Taking on America’s cheating culture requires taking on the societal forces that are driving this epidemic. It also entails new crusades for integrity in our schools and workplaces. I see the work ahead as broadly boiling down to three tasks: We must forge a new social contract in the United States. We must reform key professions and instill new codes of conduct in the workplace. And, to have any hope of an honest future, we must strengthen the ethics of new generations of Americans. Sounds like a piece of cake, right?
A New Social Contract
Cheating thrives where unfairness reigns, along with economic anxiety. It thrives where government is the weak captive of wealthy interests and lacks the will to do justice impartially. It thrives where money and success are king, and winners are fawned over whatever their daily abuses of power. If we want to reduce cheating, we must tackle these root causes. We need to create a new social contract in America that gives people faith in a few simple principles: Anyone who plays by the rules can get ahead. Everyone has some say in how the rules get made. Everyone who breaks the rules suffers the same penalties. And all of us are in the same boat, living in the same “moral community” and striving together to build a society that confers respect on people based on a wide variety of accomplishments.
Rediscovering these principles doesn’t require an archaeological expedition. These principles are at the heart of the American Dream; they are deeply embedded in our psyche. Nearly all Americans embrace them at some level. This ethos is what the United States, at its best, is all about.
But as has happened before, these basic tenets of Americanism are being elbowed aside by another central element of our national identity, namely, unfettered capitalism. We are learning once more—as leaders like Teddy Roosevelt learned a century ago—that our noblest aspirations for America cannot be realized when we allow economic competition to grow too harsh. Creating a new social contract requires taming the free market, as we have done in past eras. It means striking a healthier balance between humanistic values like shared responsibility, mutual respect, and compassion for the weak—and market values like maximum efficiency, individual autonomy, and admiration for the strong. Both of these sets of values have deep roots in our society. In fact, you can think of most Americans as having a split personality, as my colleague, Tamara Draut, has put it. The Tough American embraces the rigors of the market as the best way to ensure wealth creation and personal liberty. She isn’t interested in a lot of coddling of those who reject hard work. But there’s another side to her, the Fair American. She wants to live in a society where everyone’s treated equally and the weak aren’t left by the roadside. Creating a new social contract means finding the right public-policy medication to deal with America’s split personality. These days we need less Tough American and more Fair American.
Nowhere is this more true than in the economic sphere. Competition has grown too harsh in our postindustrial Banana Republic economy. Dog-eat-dog norms have conspired with long-term trends to create, on the one hand, fantastic concentrations of wealth and, on the other, profound insecurities among a vast swath of Americans. Neither is conducive to a society with strong ethics.
While crusades against inequality typically don’t get very far in the United States—Americans admire the rich too much to want to redistribute their wealth to the masses—what can fly are efforts to help more Americans join the middle class, or feel more financially secure as members of the middle class. And today, there are plenty of commonsense ways to work toward these goals, ways that appeal to both sides of our split personality.

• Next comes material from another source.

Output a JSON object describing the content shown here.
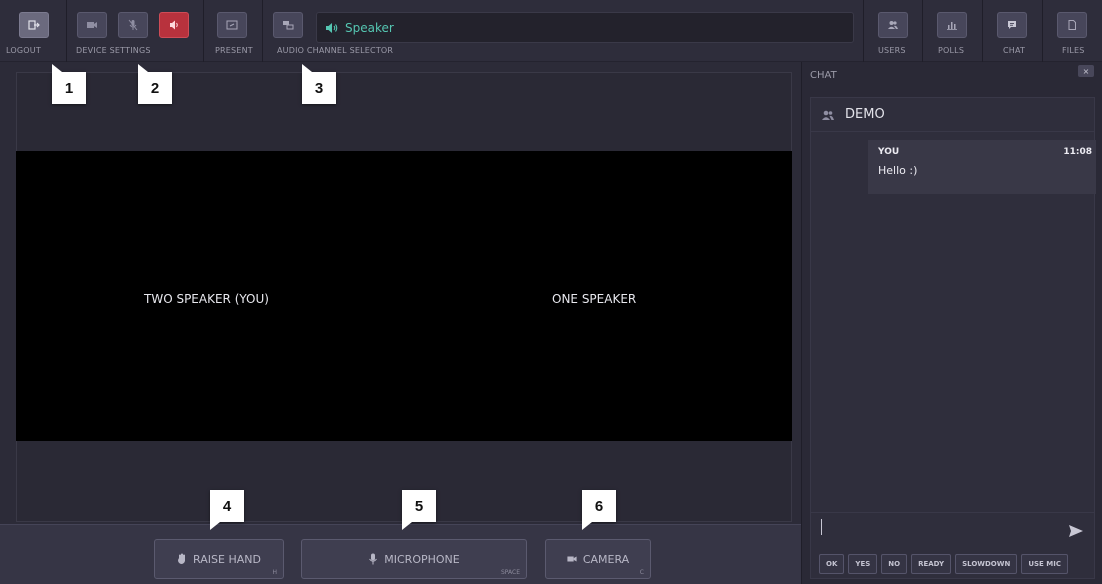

First, we need to make work pay. One of the cardinal principles of the social contract in America is that everyone who can work should work, and that those who work have a chance to climb up the economic ladder. Yet today at least a third of working households in the United States can’t even make ends meet, much less secure a place in the middle class. Raising the minimum wage to around $8.50 an hour and then indexing it to inflation is one way to make sure that people who work are decently rewarded. Polls show very strong public support for a higher minimum wage—over 80 percent in most surveys—and research shows that the impact on business would probably be minimal, despite the hysterical warnings of industry groups. Tax credits offer another promising strategy to help low-income families get their heads above water. The Earned Income Tax Credit now funnels over $30 billion a year in tax refunds to families making under $30,000 a year, and it has historically enjoyed strong bipartisan support. Making the EITC more generous and complementing it with other tax credits targeted at the bottom third of households would also go a long way toward guaranteeing the basic promise of work, namely, that it gets one ahead in life.2
Likewise—and perhaps most critically—high levels of economic growth are needed to ensure a payoff from work and an expanding middle class. When the economy is booming, tight labor markets help ensure that wages go up for everyone, even for workers at the bottom. When the economy slows and unemployment rises, wages go down. How to keep things booming? Among other things, the federal government must be ready to prime the pump in ways that yield long-term dividends—through investments in transportation infrastructure, scientific research, energy efficiency, and so on. The best government intervention in the economy kills two birds with one stone: it keeps growth zipping along while laying the groundwork for even greater future prosperity.3
A second strategy to help people get ahead is to expand access to higher education. Want to make something of yourself? Then go to school and work your ass off. So says the Tough American, and the Fair American couldn’t agree more. Yet lately, even as the United States has moved into an information age in which education counts more than ever, we’ve been cutting support for higher education. Students are paying higher tuition and shouldering heavier debts when they graduate. While more kids than ever are starting college, many can’t afford to finish and others can’t go at all. Here again, people who are playing by the rules confront a system that is stacked against them. Legions of undereducated workers languish in dead-end service jobs—not as a stepping stone to something better, but as a permanent reality. And guess what? They aren’t too happy about this.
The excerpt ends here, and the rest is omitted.